In the example of Fig. 3.2.4.3 we have:

(3.2.4.9)¶\[User\prime s\ accuracy\ for\ class\ A=\frac{65}{65+4+22+24}=56.5 \%\]

(3.2.4.10)¶\[User\prime s\ accuracy\ for\ class\ B=\frac{81}{6+81+5+8}=81.0 \%\]

(3.2.4.11)¶\[User\prime s\ accuracy\ for\ class\ C=\frac{85}{0+11+85+19}=73.9 \%\]

(3.2.4.12)¶\[User\prime s\ accuracy\ for\ class\ D=\frac{90}{4+7+3+90}=86.5 \%\]

Thus, the classifier is predicting the map’s class A with lower accuracy.

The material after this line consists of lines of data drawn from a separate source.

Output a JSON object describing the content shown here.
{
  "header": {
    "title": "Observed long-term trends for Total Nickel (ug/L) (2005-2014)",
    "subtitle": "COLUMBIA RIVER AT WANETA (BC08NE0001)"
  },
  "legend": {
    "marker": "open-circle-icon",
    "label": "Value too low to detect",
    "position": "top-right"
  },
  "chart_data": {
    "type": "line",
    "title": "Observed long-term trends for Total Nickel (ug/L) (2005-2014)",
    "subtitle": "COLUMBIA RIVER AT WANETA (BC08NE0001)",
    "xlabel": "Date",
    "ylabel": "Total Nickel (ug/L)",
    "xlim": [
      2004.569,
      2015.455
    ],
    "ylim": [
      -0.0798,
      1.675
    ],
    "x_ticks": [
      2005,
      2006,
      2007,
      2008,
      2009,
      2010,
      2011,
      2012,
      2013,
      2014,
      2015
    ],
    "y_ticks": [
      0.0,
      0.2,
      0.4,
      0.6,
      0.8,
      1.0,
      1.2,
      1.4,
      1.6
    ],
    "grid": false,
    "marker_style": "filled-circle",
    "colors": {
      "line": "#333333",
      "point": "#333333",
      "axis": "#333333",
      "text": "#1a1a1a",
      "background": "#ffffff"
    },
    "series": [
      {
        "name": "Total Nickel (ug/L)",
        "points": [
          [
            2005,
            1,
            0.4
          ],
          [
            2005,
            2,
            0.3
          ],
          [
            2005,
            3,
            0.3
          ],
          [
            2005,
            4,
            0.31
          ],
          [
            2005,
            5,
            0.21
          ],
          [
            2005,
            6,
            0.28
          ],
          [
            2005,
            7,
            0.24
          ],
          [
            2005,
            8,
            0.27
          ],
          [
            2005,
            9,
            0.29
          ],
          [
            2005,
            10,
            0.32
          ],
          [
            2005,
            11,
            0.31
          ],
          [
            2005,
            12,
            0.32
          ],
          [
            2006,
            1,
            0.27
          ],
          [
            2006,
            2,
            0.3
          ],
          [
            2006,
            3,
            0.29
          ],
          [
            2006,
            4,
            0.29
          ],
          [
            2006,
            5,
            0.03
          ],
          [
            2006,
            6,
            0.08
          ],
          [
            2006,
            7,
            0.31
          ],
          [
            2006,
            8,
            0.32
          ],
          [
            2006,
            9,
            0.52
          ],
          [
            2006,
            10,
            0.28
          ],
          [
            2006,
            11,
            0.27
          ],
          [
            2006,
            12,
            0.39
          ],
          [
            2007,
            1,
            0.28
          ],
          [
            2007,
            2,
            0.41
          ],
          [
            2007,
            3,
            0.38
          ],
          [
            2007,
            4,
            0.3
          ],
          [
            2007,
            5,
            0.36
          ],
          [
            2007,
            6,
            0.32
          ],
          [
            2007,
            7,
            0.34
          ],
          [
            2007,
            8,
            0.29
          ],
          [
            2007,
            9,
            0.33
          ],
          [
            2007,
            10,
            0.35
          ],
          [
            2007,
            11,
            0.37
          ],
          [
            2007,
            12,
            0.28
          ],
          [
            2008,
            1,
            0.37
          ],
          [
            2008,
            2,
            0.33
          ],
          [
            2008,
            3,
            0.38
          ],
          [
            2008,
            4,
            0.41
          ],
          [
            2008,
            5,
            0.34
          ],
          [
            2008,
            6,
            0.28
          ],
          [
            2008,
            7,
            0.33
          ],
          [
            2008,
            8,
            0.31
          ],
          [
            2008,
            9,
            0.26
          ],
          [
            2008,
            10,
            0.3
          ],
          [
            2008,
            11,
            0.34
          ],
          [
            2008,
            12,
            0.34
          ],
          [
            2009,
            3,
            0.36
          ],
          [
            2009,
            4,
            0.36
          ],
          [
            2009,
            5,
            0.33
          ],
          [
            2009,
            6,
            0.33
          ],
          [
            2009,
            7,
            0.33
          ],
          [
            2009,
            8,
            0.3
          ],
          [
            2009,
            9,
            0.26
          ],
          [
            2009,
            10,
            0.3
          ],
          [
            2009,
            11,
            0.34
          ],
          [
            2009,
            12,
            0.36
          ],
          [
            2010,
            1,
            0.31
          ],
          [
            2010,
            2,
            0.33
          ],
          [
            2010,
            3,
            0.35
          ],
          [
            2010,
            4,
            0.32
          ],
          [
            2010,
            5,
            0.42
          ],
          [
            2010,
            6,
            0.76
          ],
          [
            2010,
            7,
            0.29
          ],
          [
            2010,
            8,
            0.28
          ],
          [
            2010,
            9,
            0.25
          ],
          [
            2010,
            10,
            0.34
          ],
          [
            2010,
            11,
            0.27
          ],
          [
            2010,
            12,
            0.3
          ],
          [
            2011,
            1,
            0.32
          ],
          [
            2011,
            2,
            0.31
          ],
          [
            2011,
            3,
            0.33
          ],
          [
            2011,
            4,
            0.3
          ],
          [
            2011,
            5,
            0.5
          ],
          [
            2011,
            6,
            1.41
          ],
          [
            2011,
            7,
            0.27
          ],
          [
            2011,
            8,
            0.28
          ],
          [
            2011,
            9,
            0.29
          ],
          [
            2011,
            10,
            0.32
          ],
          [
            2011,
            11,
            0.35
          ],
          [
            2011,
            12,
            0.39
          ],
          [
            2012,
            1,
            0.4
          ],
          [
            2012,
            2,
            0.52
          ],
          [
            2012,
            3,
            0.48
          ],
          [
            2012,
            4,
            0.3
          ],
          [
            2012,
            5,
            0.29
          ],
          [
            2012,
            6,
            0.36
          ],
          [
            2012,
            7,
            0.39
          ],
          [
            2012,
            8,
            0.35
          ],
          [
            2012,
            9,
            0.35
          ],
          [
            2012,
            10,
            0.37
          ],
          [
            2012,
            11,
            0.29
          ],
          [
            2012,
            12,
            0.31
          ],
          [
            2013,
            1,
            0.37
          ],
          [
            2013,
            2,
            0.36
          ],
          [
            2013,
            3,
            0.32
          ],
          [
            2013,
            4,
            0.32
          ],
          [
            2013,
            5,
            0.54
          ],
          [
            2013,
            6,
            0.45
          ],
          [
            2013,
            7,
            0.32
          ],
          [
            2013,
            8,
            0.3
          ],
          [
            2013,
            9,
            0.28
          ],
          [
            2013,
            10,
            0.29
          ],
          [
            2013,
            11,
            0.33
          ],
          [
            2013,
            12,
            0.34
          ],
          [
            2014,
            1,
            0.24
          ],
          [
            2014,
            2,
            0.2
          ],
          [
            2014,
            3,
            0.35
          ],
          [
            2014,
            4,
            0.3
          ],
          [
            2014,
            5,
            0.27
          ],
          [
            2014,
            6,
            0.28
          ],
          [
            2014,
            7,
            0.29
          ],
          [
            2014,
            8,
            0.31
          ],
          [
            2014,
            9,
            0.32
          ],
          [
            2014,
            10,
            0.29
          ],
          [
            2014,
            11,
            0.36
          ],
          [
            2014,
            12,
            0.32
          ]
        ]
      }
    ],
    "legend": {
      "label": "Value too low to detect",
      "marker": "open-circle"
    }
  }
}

Typically, user’s and producer’s accuracy for a given land cover class are different. In the example of Fig. 3.2.4.3, 86.7% of the testing samples for real-world class A are correctly identified as class A in the map (producer’s accuracy). However, only 56.5% of the areas identified as class A in the map are actually being class A on the ground.

Note

The user’s accuracy is an indicator of how well the map describes the actual land covers.

Hint

Small activity
Which is the accuracy of your map?
Calculate the overall accuracy and the per-class producer’s accuracy and user’s accuracy of your own map. Try the free Confusion matrix online calculator.